Os discípulos no caminho de Emaús tiveram três oportunidades de reconhecer a Jesus, mas só na terceira seus olhos se abriram. Por que seus olhos estavam impedidos de reconhecê-lo? Porque, ao invés de focar na maravilhosa obra que estava acontecendo naqueles dias de Páscoa, eles só comentavam sobre as coisas ruins que estavam ocorrendo: a conspiração dos sacerdotes e autoridades para matar Jesus, a condenação de seu Mestre à morte e a frustração de sua expectativa de que Jesus viria redimir a Israel.
A primeira chance que aqueles discípulos tiveram de reconhecer a Jesus foi por meio do testemunho das mulheres e dos outros discípulos (Lucas 24:22-24). Ao ouvirem aquele relato, era de se esperar que eles se lembrassem das últimas palavras de Jesus sobre sua morte e ressurreição e reconhecessem que a palavra se cumpriu. No entanto, muitas vezes, ouvir o testemunho de outras pessoas não é o suficiente para nós, porque a revelação veio a eles, e nós não nos convencemos ainda.

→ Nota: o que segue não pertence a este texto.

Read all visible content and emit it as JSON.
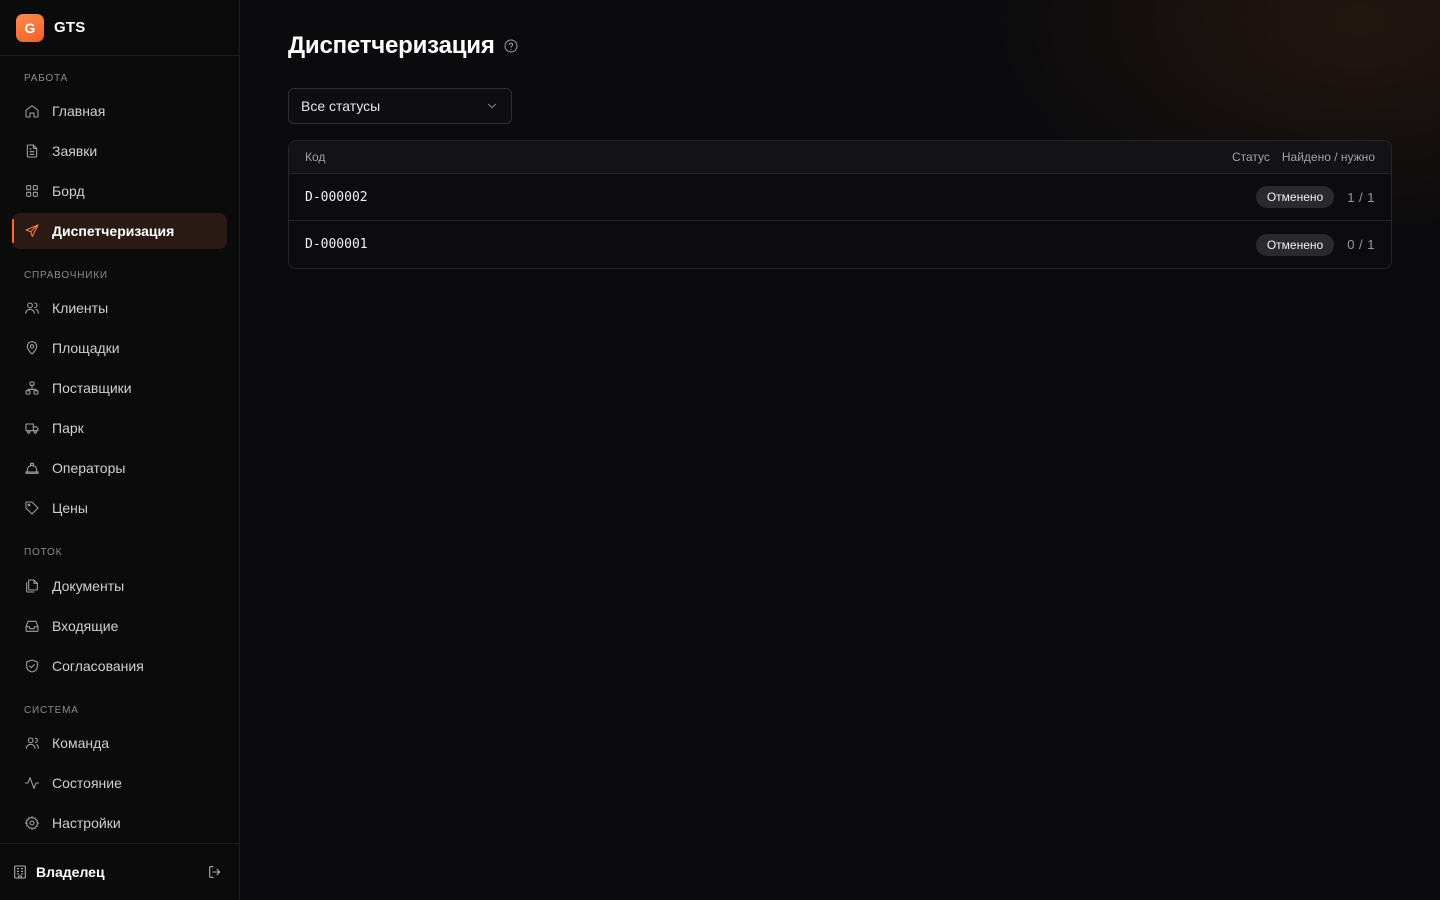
{
  "app": {
    "logo_letter": "G",
    "name": "GTS"
  },
  "sidebar": {
    "sections": [
      {
        "label": "Работа",
        "items": [
          {
            "label": "Главная",
            "icon": "home-icon"
          },
          {
            "label": "Заявки",
            "icon": "document-icon"
          },
          {
            "label": "Борд",
            "icon": "grid-icon"
          },
          {
            "label": "Диспетчеризация",
            "icon": "send-icon",
            "active": true
          }
        ]
      },
      {
        "label": "Справочники",
        "items": [
          {
            "label": "Клиенты",
            "icon": "users-icon"
          },
          {
            "label": "Площадки",
            "icon": "map-pin-icon"
          },
          {
            "label": "Поставщики",
            "icon": "network-icon"
          },
          {
            "label": "Парк",
            "icon": "truck-icon"
          },
          {
            "label": "Операторы",
            "icon": "hard-hat-icon"
          },
          {
            "label": "Цены",
            "icon": "tag-icon"
          }
        ]
      },
      {
        "label": "Поток",
        "items": [
          {
            "label": "Документы",
            "icon": "files-icon"
          },
          {
            "label": "Входящие",
            "icon": "inbox-icon"
          },
          {
            "label": "Согласования",
            "icon": "shield-check-icon"
          }
        ]
      },
      {
        "label": "Система",
        "items": [
          {
            "label": "Команда",
            "icon": "team-icon"
          },
          {
            "label": "Состояние",
            "icon": "activity-icon"
          },
          {
            "label": "Настройки",
            "icon": "gear-icon"
          }
        ]
      }
    ],
    "footer": {
      "role": "Владелец",
      "icon": "building-icon",
      "logout_icon": "logout-icon"
    }
  },
  "page": {
    "title": "Диспетчеризация",
    "help_icon": "help-circle-icon",
    "filter": {
      "selected": "Все статусы",
      "icon": "chevron-down-icon"
    }
  },
  "table": {
    "columns": {
      "code": "Код",
      "status": "Статус",
      "found_needed": "Найдено / нужно"
    },
    "rows": [
      {
        "code": "D-000002",
        "status": "Отменено",
        "count": "1 / 1"
      },
      {
        "code": "D-000001",
        "status": "Отменено",
        "count": "0 / 1"
      }
    ]
  },
  "colors": {
    "accent": "#ff6a2b",
    "background": "#0b0b0d",
    "active_bg": "#2a1a14"
  }
}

Depois, Jesus lhes deu a chance de reconhecê-lo por meio das palavras de profecia (Lucas 24:27). Ao ouvirem a explicação da Palavra de Deus sobre a vinda de Jesus, o coração deles começou a arder e eles estavam a ponto de reconhecer o Mestre, mas toda a teoria ainda não fazia sentido, porque estava distante da prática. Se os discípulos tão-somente tivessem unido o testemunho prático das mulheres ao conhecimento da Palavra, teriam reconhecido a Jesus, mas eles não fizeram essa conexão.
Enquanto os olhos daqueles homens estavam cegos, Jesus permaneceu com eles. Ele não os deixou com o entendimento obscurecido, mas insistiu até que eles recebessem a revelação.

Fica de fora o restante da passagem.